- Type: Eight cylinder air-cooled inverted V piston engine
- National origin: France
- Manufacturer: Société de Avions et Moteurs Henry Potez

= Potez 8D =

1940s French piston aircraft engine

The Potez 8D is the largest member of the Potez D series of air-cooled piston aircraft engines which share several common features. It is a supercharged inverted V8 engine with a take-off power of 500 hp.
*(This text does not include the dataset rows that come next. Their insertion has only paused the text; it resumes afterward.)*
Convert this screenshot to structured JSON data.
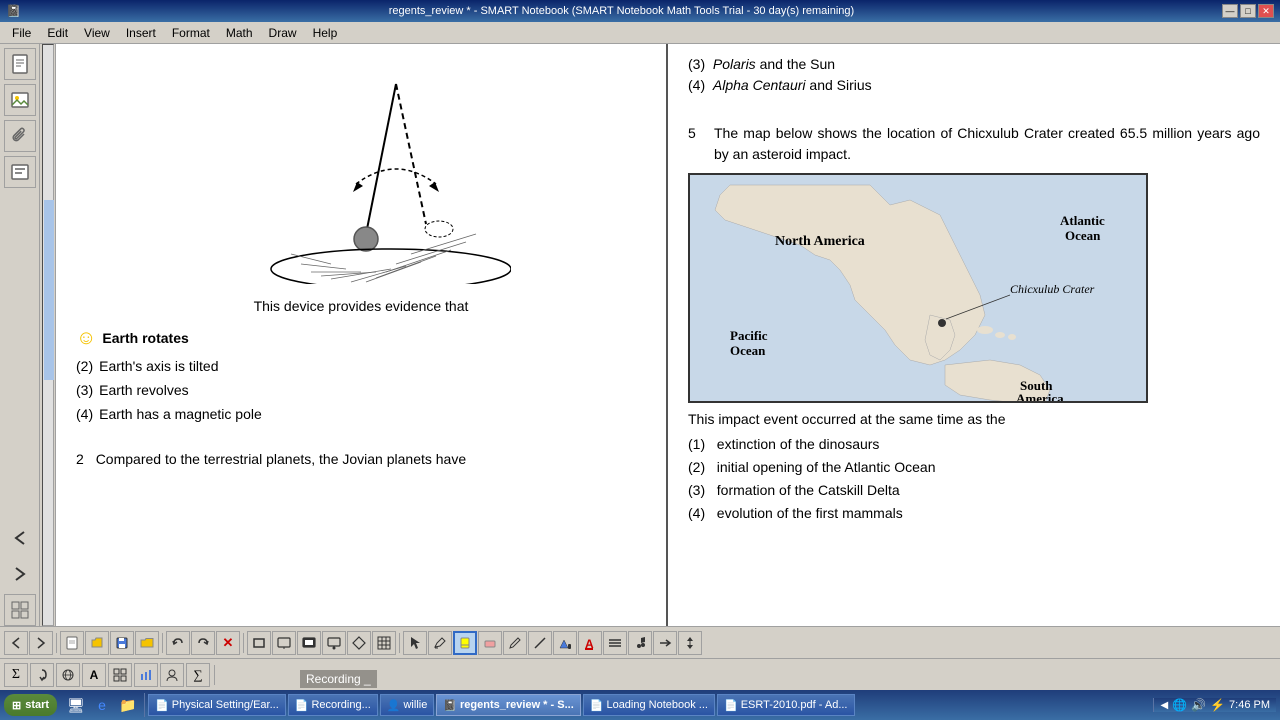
{
  "titlebar": {
    "title": "regents_review * - SMART Notebook (SMART Notebook Math Tools Trial - 30 day(s) remaining)",
    "minimize": "—",
    "maximize": "□",
    "close": "✕"
  },
  "menubar": {
    "items": [
      "File",
      "Edit",
      "View",
      "Insert",
      "Format",
      "Math",
      "Draw",
      "Help"
    ]
  },
  "left_page": {
    "pendulum_caption": "This device provides evidence that",
    "answers": [
      {
        "marker": "😊",
        "text": "Earth rotates",
        "bold": true
      },
      {
        "marker": "(2)",
        "text": "Earth's axis is tilted"
      },
      {
        "marker": "(3)",
        "text": "Earth revolves"
      },
      {
        "marker": "(4)",
        "text": "Earth has a magnetic pole"
      }
    ],
    "q2_number": "2",
    "q2_text": "Compared to the terrestrial planets, the Jovian planets have"
  },
  "right_page": {
    "top_lines": [
      {
        "text": "(3)  Polaris",
        "italic_part": "Polaris",
        "rest": " and the Sun"
      },
      {
        "text": "(4)  Alpha Centauri",
        "italic_part": "Alpha Centauri",
        "rest": " and Sirius"
      }
    ],
    "q5_number": "5",
    "q5_text": "The map below shows the location of Chicxulub Crater created 65.5 million years ago by an asteroid impact.",
    "map_labels": {
      "north_america": "North America",
      "atlantic_ocean": "Atlantic Ocean",
      "pacific_ocean": "Pacific Ocean",
      "chicxulub": "Chicxulub Crater",
      "south_america": "South America"
    },
    "impact_text": "This impact event occurred at the same time as the",
    "impact_answers": [
      {
        "marker": "(1)",
        "text": "extinction of the dinosaurs"
      },
      {
        "marker": "(2)",
        "text": "initial opening of the Atlantic Ocean"
      },
      {
        "marker": "(3)",
        "text": "formation of the Catskill Delta"
      },
      {
        "marker": "(4)",
        "text": "evolution of the first mammals"
      }
    ]
  },
  "toolbar1": {
    "tools": [
      "←",
      "→",
      "📄",
      "🖼",
      "💾",
      "📁",
      "↩",
      "↪",
      "✕",
      "▭",
      "🖥",
      "🖥",
      "🖥",
      "◆",
      "⊞",
      "↖",
      "✏",
      "🖊",
      "✂",
      "📝",
      "🖊",
      "✎",
      "🔍",
      "A",
      "≡",
      "♪",
      "→"
    ]
  },
  "toolbar2": {
    "tools": [
      "Σ",
      "↺",
      "🌐",
      "A",
      "⊞",
      "📊",
      "👤",
      "∑"
    ]
  },
  "taskbar": {
    "start_label": "start",
    "items": [
      {
        "label": "Physical Setting/Ear...",
        "icon": "📄"
      },
      {
        "label": "Recording...",
        "icon": "📄"
      },
      {
        "label": "willie",
        "icon": "👤"
      },
      {
        "label": "regents_review * - S...",
        "icon": "📄",
        "active": true
      },
      {
        "label": "Loading Notebook ...",
        "icon": "📄"
      },
      {
        "label": "ESRT-2010.pdf - Ad...",
        "icon": "📄"
      }
    ],
    "tray": {
      "time": "7:46 PM",
      "icons": [
        "🔊",
        "🌐",
        "💻"
      ]
    }
  },
  "recording_text": "Recording _"
}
==Design and development==
In the 1930s Potez planned a series of new engines to replace their Anzani-derived radial engines. The Potez 4D, a four-cylinder inverted inline engine ran before World War II but did not reach production until the late 1940s, when it was joined by another inverted inline, the six-cylinder Potez 6D, and the eight-cylinder inverted-V 8D. The D-series engines had much in common, most obviously sharing pistons and cylinders, with the same stroke, bore and valve gear. The larger 8D required an enhanced though similar lubrication system and different connecting rods because of its 90° V layout.

A 8D.32 powered the first prototype of the Potez 75 ground attack aircraft but budget cuts in 1957 led to the cancellation of an order for 15 pre-series and 100 series machines.

==Variants==
- 8D-00
- 8D-10
- 8D-20
- 8D-30
  Tractor configuration
- 8D-32
  Pusher configuration, with stepped up engine driven cooling fan.